The Unassisted Mind

Independent thought and writing practice in the era of GenAI.

My First MCP Server

Inspired by OpenAI’s Apps SDK announcement, I challenged myself to deploy a toy MCP server on Cloudflare Workers. Why Cloudflare? I’m attracted by their documentation, developer tooling, I admire their thought leadership on security, a team I work with is migrating part of their infrastructure over to Cloudflare, and it all just feels very approachable (compared with say AWS, which is where I have most of my experience).

As a child of the 80s, I recall being mesmerised by the divinatory powers of the Magic 8 Ball, answering my every yes-no question with an air of nonchalance and confidence. I hadn’t seen an MCP version out in the wild, so why not create one?

If you’re looking for an approachable read on MCP servers, I’d recommend https://fly.io/blog/mcps-everywhere/.

How Did I Get Started?

I read through Cloudflare’s MCP primer and then moved on to their ‘Build a Remote MCP server’ tutorial.

I fired up Claude Code, prompted it with my plan (including all 20 responses from the original toy!), pointed it at some demo code that uses GitHub for auth, and asked that the MCP server supported both HTTP+SSE (now deprecated, but still in use by clients) and the Streamable HTTP transport that appears to have become the standard and a useful simplification (SSE now optional).

Testing with npx @modelcontextprotocol/inspector@latest locally was super helpful!

The MCP server extends Cloudflare’s McpAgent class from their Agents SDK which builds on top of Durable Objects for state management, though it’s effectively stateless right now and offers only one tool called ask that returns a simple response like 🎱 Outlook good.

Testing it Out

You can visit the landing page at https://eightballmcp.slates.workers.dev/ for an overview.

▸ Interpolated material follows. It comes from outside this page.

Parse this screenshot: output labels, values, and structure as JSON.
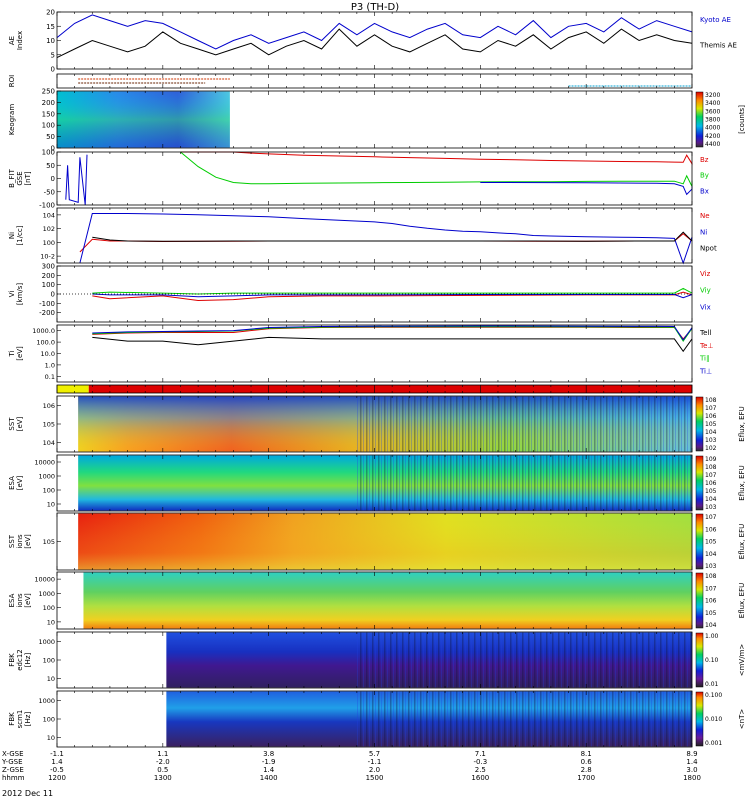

Adding to Claude Code, as an example, is as simple as one of the following commands:

claude mcp add --transport sse eightball https://eightballmcp.slates.workers.dev/sse
claude mcp add --transport http eightball https://eightballmcp.slates.workers.dev/mcp

You’ll then be required to connect to the MCP server using /mcp (if you’re using Claude Code) and you’ll need a GitHub account to authenticate.

Here’s an example of the MCP server in use during a coding session:

Eight Ball MCP server in use during a Claude Code session.
Eight Ball MCP server in use during a Claude Code session.

Where to Next?

I could take advantage of Cloudflare’s Durable Objects capability and extend the MCP server with session history and statistics.

I could experiment with writing a simple agent that makes use of the MCP server. Inspired by https://blog.cloudflare.com/code-mode/, I could also play around with how the MCP server’s tool is exposed to the agent. The article was an interesting read and it puts forward the argument that while LLMs have seen a lot of code, they have not seen a lot of tool calls. There’s a little bit more to it, but the basic idea is that you present the tools to the LLM as an API and have them write code to call said API (which is quite amusing if you think about, but MCP servers are still useful—a good server exposes workflows to an agent, not raw endpoints). Working with GitHub Copilot, I recall running into the 128 tools per request limit and did wonder about how effective tool selection is when the LLM is inundated with tools.

I could also try out OpenAI’s Apps SDK and present a custom UI for use within ChatGPT. You can’t publish your own apps yet, but ChatGPT’s developer mode is there to help you test your apps. Be wary of using third-party MCP servers, apps, and connectors that you cannot trust. It’s worth your time reading OpenAI’s documentation on risks and safety.